Michelle A. Lawless
The Law Office of Michelle A. Lawless LLC
161 N. Clark St. Suite 1700 Chicago, Illinois
Telephone: (312) 741-1092
www.malfamilylaw.com; michelle@malfamilylaw.com.
Attorney disqualification upheld. In a particularly contentious post-judgment case, the trial court disqualified husband’s attorney under SCR 3.7 ad 1.7. The attorney was also husband’s mother and a fact witness during a pre-judgment hearing. The evidence reflected that she had also filed a notice of appeal challenging the court’s findings restricting husband’s parenting time at the time of entry of judgment, consulted with his prior attorneys, and guaranteed payment of his fees to his prior counsel.

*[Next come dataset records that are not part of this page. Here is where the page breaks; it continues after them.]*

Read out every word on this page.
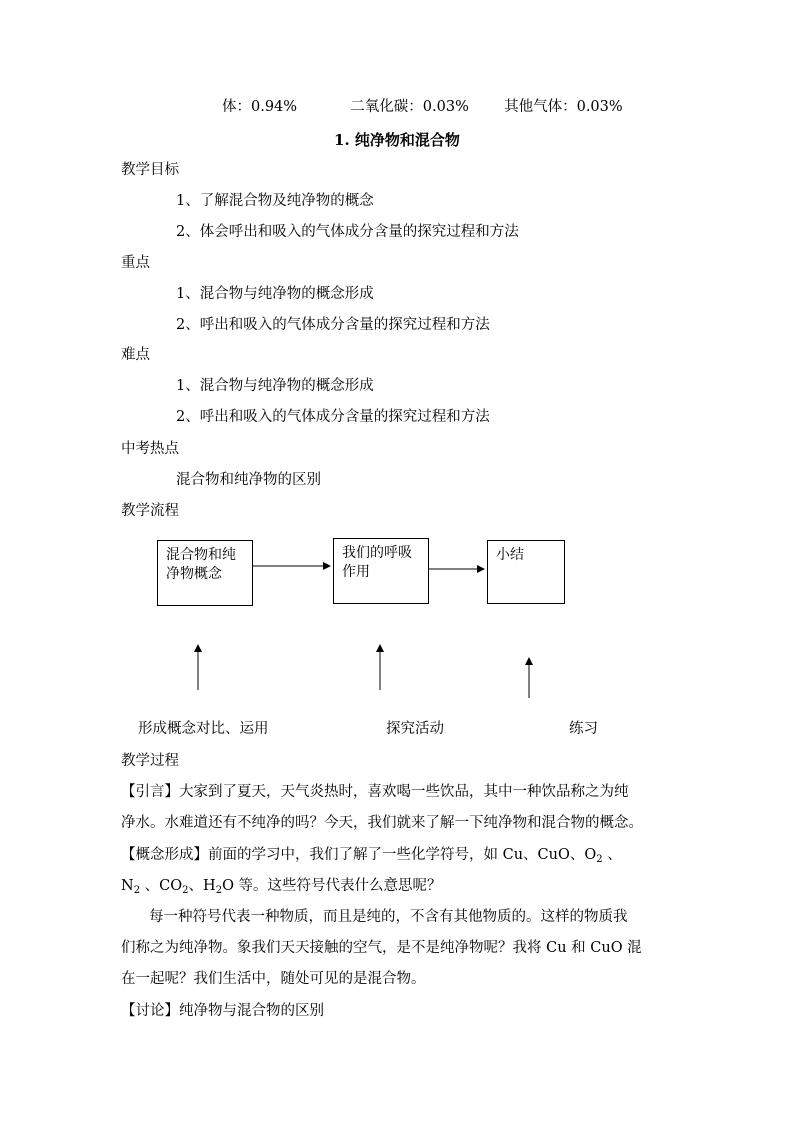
体：0.94%	二氧化碳：0.03% 其他气体：0.03%
1. 纯净物和混合物
教学目标
1、了解混合物及纯净物的概念
2、体会呼出和吸入的气体成分含量的探究过程和方法
重点
1、混合物与纯净物的概念形成
2、呼出和吸入的气体成分含量的探究过程和方法
难点
1、混合物与纯净物的概念形成
2、呼出和吸入的气体成分含量的探究过程和方法
中考热点
混合物和纯净物的区别
教学流程
混合物和纯
净物概念
我们的呼吸
作用
小结
形成概念对比、运用	探究活动	练习
教学过程
【引言】大家到了夏天，天气炎热时，喜欢喝一些饮品，其中一种饮品称之为纯
净水。水难道还有不纯净的吗？今天，我们就来了解一下纯净物和混合物的概念。
【概念形成】前面的学习中，我们了解了一些化学符号，如 Cu、CuO、$O_2$ 、
$N_2$ 、$CO_2$、$H_2O$ 等。这些符号代表什么意思呢？
每一种符号代表一种物质，而且是纯的，不含有其他物质的。这样的物质我
们称之为纯净物。象我们天天接触的空气，是不是纯净物呢？我将 Cu 和 CuO 混
在一起呢？我们生活中，随处可见的是混合物。
【讨论】纯净物与混合物的区别
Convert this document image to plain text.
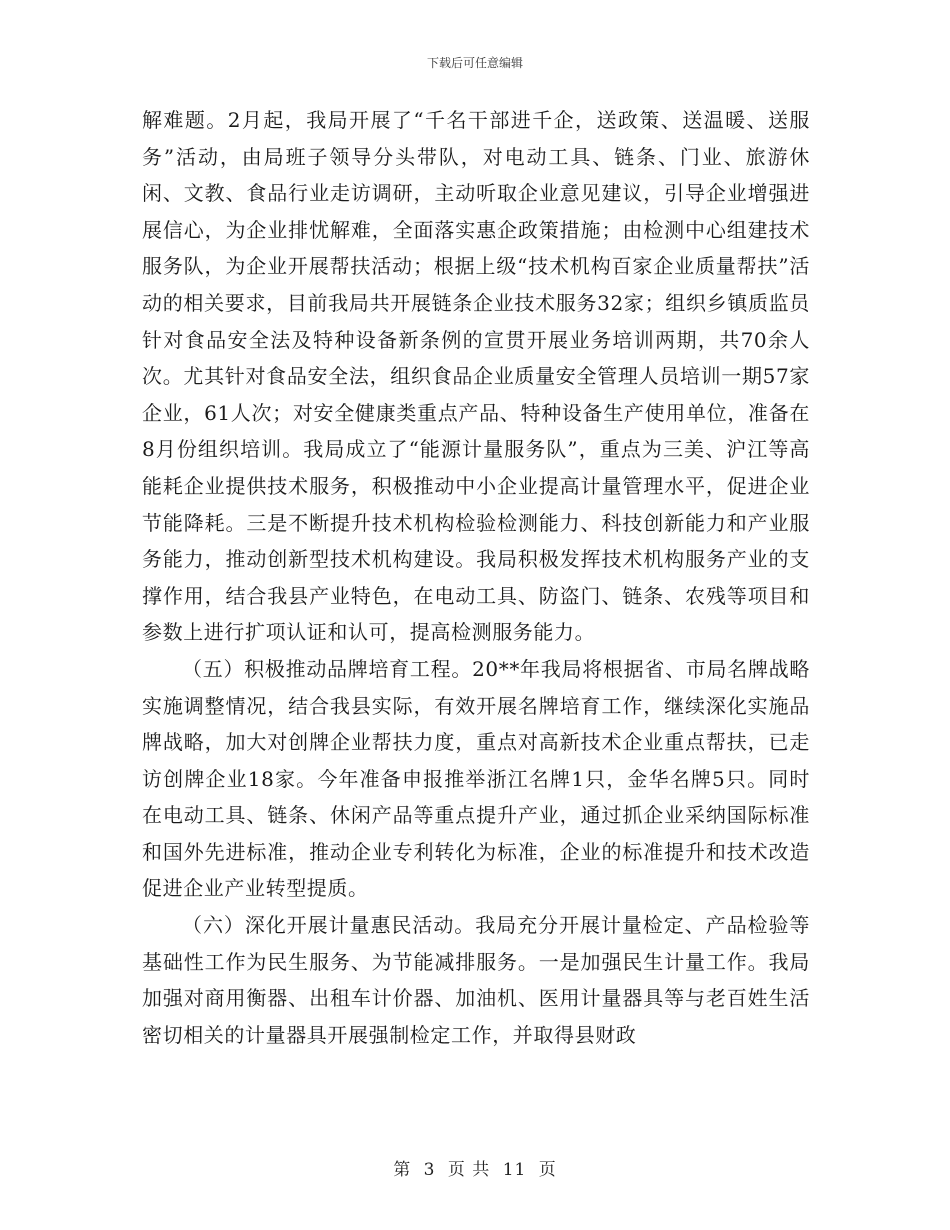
下载后可任意编辑

解难题。2月起，我局开展了“千名干部进千企，送政策、送温暖、送服务”活动，由局班子领导分头带队，对电动工具、链条、门业、旅游休闲、文教、食品行业走访调研，主动听取企业意见建议，引导企业增强进展信心，为企业排忧解难，全面落实惠企政策措施；由检测中心组建技术服务队，为企业开展帮扶活动；根据上级“技术机构百家企业质量帮扶”活动的相关要求，目前我局共开展链条企业技术服务32家；组织乡镇质监员针对食品安全法及特种设备新条例的宣贯开展业务培训两期，共70余人次。尤其针对食品安全法，组织食品企业质量安全管理人员培训一期57家企业，61人次；对安全健康类重点产品、特种设备生产使用单位，准备在8月份组织培训。我局成立了“能源计量服务队”，重点为三美、沪江等高能耗企业提供技术服务，积极推动中小企业提高计量管理水平，促进企业节能降耗。三是不断提升技术机构检验检测能力、科技创新能力和产业服务能力，推动创新型技术机构建设。我局积极发挥技术机构服务产业的支撑作用，结合我县产业特色，在电动工具、防盗门、链条、农残等项目和参数上进行扩项认证和认可，提高检测服务能力。

（五）积极推动品牌培育工程。20**年我局将根据省、市局名牌战略实施调整情况，结合我县实际，有效开展名牌培育工作，继续深化实施品牌战略，加大对创牌企业帮扶力度，重点对高新技术企业重点帮扶，已走访创牌企业18家。今年准备申报推举浙江名牌1只，金华名牌5只。同时在电动工具、链条、休闲产品等重点提升产业，通过抓企业采纳国际标准和国外先进标准，推动企业专利转化为标准，企业的标准提升和技术改造促进企业产业转型提质。

（六）深化开展计量惠民活动。我局充分开展计量检定、产品检验等基础性工作为民生服务、为节能减排服务。一是加强民生计量工作。我局加强对商用衡器、出租车计价器、加油机、医用计量器具等与老百姓生活密切相关的计量器具开展强制检定工作，并取得县财政

第 3 页 共 11 页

The Appellate Court affirmed the disqualification based on Rule 3.7 which provides that an attorney shall not act as an advocate at a trial in which the attorney is likely to be a necessary witness. The Court noted that at the time the motion to disqualify was heard, the attorney was not just likely to be a witness, but had already been a witness and disqualification on that basis alone was proper. The Court’s opinion also discussed Rule 1.7 which provides that an attorney shall not represent a client if there is a significant risk that the attorney’s personal interests will materially limit representation of the client. The attorney had two personal interests at stake in the case: (1) The restrictions on husband’s parenting time affected how much she got to see her granddaughter and (2) She had guaranteed fees that husband had owed his prior attorneys. The Appellate Court affirmed the trial court’s ruling noting the disqualification was justified, necessary, and not an abuse of discretion. In re Marriage of Hipes and Lozano, 2025 IL App (1st) 240601.
In re Marriage of Hipes
Section 508(b) fees upheld as sanctions, but Section 508(a) and Child Representative Fees reversed for lack of ability to pay. In a post-judgment matter which has been up on appeal twice, the issue of attorneys’ fees was significant. Husband appealed the attorneys’ fees issued against him and his counsel under Section 508(b), which were affirmed due to husband’s counsel’s improper continued involvement after disqualification. Further, although contempt findings were entered, they were purged and deemed moot on appeal. As to Section 508(a) fees and Section 506(b) fees (Child Representative), the Court affirmed the fee awards to the extent payable from existing assets such as IOLTA funds, tax refunds, and retirement account distributions, but reversed the balance of the awards, holding husband lacked the ability to pay given his modest $40,811 annual income versus obligations exceeding 100% of that amount. In its ruling, the Court acknowledged that the resolution was not ideal for wife’s attorney or the Child Representative who received only approximately 40% of their awarded fees, but that undermining husband’s financial stability was improper.In re Marriage of Hipes and Lozano, 2025 IL App (1st) 240601
In re Marriage of Hipes
Trial court’s use of the Hunt formula upheld. Wife appealed the trial court’s marital and non-marital allocations of twoof husband’s retirement accounts in a dissolution of marriage action. With respect to the first retirement account, the trial court used the Hunt formula to determine the respective marital and non-marital portions since husband had worked at the company prior to the date of the marriage. Under the Hunt formula, the account was 44% non-marital and 56% marital. Wife argued that the Hunt formula should not apply to a defined contribution plan and that there was no precedent for its application to anything other than defined benefit plans, which the Court rejected. However, the Appellate Court vacated the trial court’s deduction of $54,880 from the value of husband’s Mastercard 401(k), finding it was error to credit him for contributions made during the proceedings on the basis that they were “already considered” in support. Those contributions were, in fact, marital property and the entire account should be divided equally. The Court also upheld the trial court’s allocation judgment and rejected wife’s arguments that joint-decision making and an expanded parenting schedule for father was an abuse of discretion.In re Marriage of McLean, 2025 IL App (5th) 250094.